On September 23, 1923, Kahlil Gibran's The Prophet, a Romantic book of prose poetry centered on a prophet who shares wisdom about family, work, death, love and freedom, is published. It sold about 1,200 copies in its first year with little fanfare, but gradually gained readers by word of mouth over subsequent decades, becoming something of a phenomenon by 1957, when it sold its millionth copy. Today, The Prophet has sold in excess of 10 million copies and been translated into over 100 languages.
Gibran, who was born in Lebanon (then part of Syria) in 1883 and emigrated to Boston as a child, was first published in an Arabic-language newspaper in 1904, and that same year publicly displayed his visual art, an exhibit of drawings, for the first time. (When studying art in Paris, he met Auguste Rodin, who’s rumored to have referred to Gibran as “the William Blake of the twentieth century.”) Gibran continued to make art and publish in Arabic before releasing The Madman, his first collection of poems in English, in 1918, followed not long after by The Prophet.

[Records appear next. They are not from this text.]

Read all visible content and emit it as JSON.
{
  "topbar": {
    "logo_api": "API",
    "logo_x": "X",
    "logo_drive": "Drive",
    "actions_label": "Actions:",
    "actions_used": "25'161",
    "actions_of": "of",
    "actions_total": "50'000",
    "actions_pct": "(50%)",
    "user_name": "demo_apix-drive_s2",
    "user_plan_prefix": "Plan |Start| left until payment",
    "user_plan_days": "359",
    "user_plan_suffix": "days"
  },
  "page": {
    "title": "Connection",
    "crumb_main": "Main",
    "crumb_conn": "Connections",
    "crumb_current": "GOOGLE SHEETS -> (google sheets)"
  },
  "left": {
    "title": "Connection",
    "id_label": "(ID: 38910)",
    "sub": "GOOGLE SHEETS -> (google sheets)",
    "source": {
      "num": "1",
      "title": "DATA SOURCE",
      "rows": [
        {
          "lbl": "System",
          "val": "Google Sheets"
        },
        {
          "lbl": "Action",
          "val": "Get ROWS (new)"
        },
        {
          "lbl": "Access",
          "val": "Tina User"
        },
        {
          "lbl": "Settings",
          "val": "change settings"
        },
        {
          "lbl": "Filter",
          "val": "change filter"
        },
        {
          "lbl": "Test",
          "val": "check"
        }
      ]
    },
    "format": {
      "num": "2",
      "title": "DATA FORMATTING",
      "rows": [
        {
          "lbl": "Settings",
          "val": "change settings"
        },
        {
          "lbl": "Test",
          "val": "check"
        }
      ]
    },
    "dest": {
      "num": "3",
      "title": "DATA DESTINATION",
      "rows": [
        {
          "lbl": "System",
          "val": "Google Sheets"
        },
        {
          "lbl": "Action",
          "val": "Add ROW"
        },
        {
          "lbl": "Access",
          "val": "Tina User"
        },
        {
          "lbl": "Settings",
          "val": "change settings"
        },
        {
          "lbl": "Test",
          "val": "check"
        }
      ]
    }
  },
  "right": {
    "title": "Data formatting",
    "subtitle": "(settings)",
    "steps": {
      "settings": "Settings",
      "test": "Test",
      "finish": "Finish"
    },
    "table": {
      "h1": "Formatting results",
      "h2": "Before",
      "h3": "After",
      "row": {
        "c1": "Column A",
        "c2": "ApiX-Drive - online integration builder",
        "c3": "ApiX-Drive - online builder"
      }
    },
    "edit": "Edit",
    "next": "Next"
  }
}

The Prophet’s success made Gibran, whose Arabic name is جبران خليل جبران (Jubrān Khalīl Jubrān), one of the best-selling writers of all time—ranked only after William Shakespeare and Lao-tzu. Juan Cole, a translator of Gibran and historian of the Middle East, characterized The Prophet’s popularity in the late ‘50s and ‘60s as part of a cultural shift. “Many people turned away from the establishment of the Church to Gibran,” he said. “He offered a dogma-free universal spiritualism as opposed to orthodox religion, and his vision of the spiritual was not moralistic. In fact, he urged people to be non-judgmental.”
The widespread success of Gibran’s humanistic, accessible prose was a surprise even to its publisher, Alfred A. Knopf, who Gibran met upon moving to New York City in 1911. Knopf once said of The Prophet’s readership: “It must be a cult. But I have never met any of its members. I haven't met five people who have read Gibran.” Knopf advertised the book only once.
Gibran published nine books in Arabic and eight in English during his lifetime. He died of liver disease in 1931 at age 48.